As an example, we'll use a fake business called the Compound located in London. Membership is by invitation only and it's set up for serious strength athletes. When describing the overview of who the Compound is, don’t go into detail but rather give the category that the facility falls under. Next, describe the culture and what you do, specifically who you work with. So the “who you are” for the Compound goes like this: “The Compound is an exclusive, invitation-only facility located in London. Our training facility boasts the best equipment in the world and is set in an environment that breeds success. For this reason, we only let serious strength athletes train here.”

I’ve been doing this a very long time, so coming up with the “who you are” isn't that hard for me. This example is easy because I know what the compound is, what the culture is all about, and who the target clientele are. For your facility, you have to spend some serious time figuring this out. If you want to succeed, this isn't a task to be taken lightly. For example, if you don’t want the general, casual exerciser, you can't say that you're for everyone. If you're for everyone, you're competing against the box gyms and this isn't a great marketing strategy.
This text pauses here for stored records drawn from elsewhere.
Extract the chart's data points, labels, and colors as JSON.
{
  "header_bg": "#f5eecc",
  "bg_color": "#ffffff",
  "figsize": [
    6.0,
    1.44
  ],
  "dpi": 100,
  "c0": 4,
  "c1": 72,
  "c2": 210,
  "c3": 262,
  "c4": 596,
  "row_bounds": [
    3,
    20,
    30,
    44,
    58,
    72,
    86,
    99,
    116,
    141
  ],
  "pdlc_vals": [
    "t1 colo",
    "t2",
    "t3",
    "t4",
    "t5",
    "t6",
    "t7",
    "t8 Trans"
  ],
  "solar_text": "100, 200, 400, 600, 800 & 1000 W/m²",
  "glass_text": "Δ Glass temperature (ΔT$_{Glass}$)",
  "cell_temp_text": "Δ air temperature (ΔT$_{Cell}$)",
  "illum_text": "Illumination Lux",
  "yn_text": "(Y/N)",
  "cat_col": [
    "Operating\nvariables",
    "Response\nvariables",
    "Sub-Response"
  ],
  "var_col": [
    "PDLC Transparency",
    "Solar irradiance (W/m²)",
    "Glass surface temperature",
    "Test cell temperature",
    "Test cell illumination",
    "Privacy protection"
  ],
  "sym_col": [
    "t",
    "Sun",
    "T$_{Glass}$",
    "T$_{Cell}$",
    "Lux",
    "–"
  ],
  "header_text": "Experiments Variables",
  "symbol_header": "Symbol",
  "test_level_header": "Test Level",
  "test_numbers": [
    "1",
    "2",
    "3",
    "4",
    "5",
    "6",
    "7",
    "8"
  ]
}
For private training facilities, you must carve out your niche, something that people can identify with. You don’t need 10,000 members to be successful. It’s probably more like 100. So if who you are really speaks to 100 people and you get your message and brand out to them, you'll have a successful business. Obviously, I'm not advocating that you set your facility up to only appeal to 100 people in your area, but you must narrow down your market if you wish to be successful. A big part of that process is just figuring out “who you are.”